Search code examples
node.jsmongodbmongoskin

rename collection vs updating collection


I have a mongo DB which i need to update daily(delete non relevant documents and add new ones). the DB is not sharded.

I take the data from an external data master which is not so easy to work with.

There are 2 options: 1. reingest the entire DB (not so big) into a temp collection and then rename it to old collection name (with dropTarget set to true) 2. do the hard work myself, delete the old entires, and figure out from the data master which new documents are relavant and insert them to the DB

option 1 is prefrable obviously but what is the impact? I'm doing this maintenance in a late hour but I don't want the users to get errors when querying the DB during the rename process.
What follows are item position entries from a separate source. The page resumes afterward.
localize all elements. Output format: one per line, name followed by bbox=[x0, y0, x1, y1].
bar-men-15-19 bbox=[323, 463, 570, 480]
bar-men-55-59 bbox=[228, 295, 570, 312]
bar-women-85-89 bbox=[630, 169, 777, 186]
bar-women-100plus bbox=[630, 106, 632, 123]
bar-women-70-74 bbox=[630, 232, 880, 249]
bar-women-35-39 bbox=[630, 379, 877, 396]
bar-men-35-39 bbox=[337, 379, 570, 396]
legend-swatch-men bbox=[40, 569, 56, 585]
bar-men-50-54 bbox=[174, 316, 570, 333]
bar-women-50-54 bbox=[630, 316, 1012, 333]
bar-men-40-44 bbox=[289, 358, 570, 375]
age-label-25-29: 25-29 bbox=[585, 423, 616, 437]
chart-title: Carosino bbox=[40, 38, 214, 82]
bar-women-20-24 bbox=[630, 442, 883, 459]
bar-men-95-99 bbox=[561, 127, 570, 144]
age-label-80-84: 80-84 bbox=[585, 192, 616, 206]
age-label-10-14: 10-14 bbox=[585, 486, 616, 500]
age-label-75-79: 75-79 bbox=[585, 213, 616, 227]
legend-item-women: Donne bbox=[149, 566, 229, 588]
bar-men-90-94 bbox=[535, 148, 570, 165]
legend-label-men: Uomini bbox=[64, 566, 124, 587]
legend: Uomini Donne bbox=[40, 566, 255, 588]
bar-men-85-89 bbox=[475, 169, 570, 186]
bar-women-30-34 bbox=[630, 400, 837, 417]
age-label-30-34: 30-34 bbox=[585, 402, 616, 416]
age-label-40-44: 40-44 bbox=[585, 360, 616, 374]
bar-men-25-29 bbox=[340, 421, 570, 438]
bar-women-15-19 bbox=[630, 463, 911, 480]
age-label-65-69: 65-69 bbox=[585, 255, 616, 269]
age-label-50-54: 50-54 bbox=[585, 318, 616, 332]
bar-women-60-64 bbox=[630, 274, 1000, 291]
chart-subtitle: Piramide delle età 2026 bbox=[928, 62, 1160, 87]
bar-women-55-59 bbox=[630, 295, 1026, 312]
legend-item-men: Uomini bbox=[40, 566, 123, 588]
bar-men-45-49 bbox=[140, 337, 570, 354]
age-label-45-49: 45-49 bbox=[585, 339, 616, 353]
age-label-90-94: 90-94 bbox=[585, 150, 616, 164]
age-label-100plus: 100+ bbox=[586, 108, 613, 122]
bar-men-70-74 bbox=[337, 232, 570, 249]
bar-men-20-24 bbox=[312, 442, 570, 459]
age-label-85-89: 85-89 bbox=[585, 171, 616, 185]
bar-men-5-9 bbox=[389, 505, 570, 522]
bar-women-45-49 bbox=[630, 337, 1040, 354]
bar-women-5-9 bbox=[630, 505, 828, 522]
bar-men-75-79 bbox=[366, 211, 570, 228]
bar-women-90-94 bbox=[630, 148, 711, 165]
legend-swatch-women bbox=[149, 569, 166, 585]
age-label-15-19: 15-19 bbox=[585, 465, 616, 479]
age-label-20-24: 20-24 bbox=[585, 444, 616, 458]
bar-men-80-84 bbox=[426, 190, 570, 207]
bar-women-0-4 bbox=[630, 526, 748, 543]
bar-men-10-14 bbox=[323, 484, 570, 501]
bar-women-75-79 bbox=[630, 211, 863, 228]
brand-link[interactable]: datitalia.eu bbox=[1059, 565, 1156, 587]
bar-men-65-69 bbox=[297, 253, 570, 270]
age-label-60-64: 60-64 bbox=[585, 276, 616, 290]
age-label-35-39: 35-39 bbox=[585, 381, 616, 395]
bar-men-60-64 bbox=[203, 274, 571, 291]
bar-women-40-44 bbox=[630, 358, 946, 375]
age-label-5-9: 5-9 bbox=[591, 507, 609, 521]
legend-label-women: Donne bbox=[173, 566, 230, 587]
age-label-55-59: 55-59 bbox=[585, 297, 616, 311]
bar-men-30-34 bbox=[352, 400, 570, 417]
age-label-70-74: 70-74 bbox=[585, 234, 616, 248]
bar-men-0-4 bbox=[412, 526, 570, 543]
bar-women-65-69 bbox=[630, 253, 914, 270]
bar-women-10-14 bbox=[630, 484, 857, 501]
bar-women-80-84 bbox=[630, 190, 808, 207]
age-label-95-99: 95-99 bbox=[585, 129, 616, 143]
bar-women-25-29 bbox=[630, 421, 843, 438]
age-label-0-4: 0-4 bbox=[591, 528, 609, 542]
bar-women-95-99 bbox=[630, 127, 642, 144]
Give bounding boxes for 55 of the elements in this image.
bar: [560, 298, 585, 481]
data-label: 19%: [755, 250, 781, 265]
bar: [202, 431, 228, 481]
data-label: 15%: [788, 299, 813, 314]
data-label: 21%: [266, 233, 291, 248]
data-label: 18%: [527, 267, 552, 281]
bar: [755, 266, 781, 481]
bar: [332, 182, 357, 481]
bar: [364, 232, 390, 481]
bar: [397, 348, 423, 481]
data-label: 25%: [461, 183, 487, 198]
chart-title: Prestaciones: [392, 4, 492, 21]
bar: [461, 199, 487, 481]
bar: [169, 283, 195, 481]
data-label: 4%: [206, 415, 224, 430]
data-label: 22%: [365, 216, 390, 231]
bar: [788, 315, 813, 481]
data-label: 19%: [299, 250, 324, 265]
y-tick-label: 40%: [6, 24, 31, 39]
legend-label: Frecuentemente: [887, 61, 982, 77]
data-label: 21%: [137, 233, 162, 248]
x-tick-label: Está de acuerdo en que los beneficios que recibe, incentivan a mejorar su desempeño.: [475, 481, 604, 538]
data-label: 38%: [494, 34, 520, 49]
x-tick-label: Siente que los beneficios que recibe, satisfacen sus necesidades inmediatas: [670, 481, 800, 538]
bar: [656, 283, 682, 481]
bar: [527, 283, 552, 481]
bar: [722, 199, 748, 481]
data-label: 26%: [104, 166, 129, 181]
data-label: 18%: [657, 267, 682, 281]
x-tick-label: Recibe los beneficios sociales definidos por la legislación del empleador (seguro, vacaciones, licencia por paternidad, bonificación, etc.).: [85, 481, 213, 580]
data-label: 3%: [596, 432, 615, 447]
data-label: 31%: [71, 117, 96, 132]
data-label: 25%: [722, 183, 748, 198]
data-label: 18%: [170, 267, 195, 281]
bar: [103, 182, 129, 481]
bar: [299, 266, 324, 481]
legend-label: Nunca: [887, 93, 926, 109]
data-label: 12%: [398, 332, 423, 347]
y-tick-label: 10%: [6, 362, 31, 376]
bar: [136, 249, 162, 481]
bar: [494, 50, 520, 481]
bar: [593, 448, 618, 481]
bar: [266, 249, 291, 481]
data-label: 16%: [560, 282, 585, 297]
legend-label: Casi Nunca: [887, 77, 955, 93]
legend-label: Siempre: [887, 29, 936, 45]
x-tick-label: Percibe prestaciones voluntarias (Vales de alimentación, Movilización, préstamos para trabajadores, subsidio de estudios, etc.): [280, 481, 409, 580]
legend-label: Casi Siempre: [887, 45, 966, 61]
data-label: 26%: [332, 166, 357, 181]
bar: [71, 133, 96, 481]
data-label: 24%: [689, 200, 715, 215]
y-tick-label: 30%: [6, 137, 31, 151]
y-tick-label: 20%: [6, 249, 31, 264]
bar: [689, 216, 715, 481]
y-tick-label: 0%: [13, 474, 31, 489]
Is using rename to overwrite a collection a standard way to get things done or am I abusing the API ? :)


Solution

  • According to the documentation renameCollection blocks all database activity for the duration of the operation. If your users have set a sufficiently large time out , they will not directly be affected by this rename operation, however, as the dataset can change under their feet there might be side effects. For example, renaming a collection can invalidate open cursors which interrupts queries that are currently returning data.

    Regarding renaming of collections in production, personally I would avoid this where possible, firstly because of the cursor issue above, but more importantly because an incomplete renameCollection operation can leave the target collection in an unusable state and require manual intervention to clean up. Instead I would use an update with upsert:true that overwrites the entire document or inserts a new record if it doesn't exist.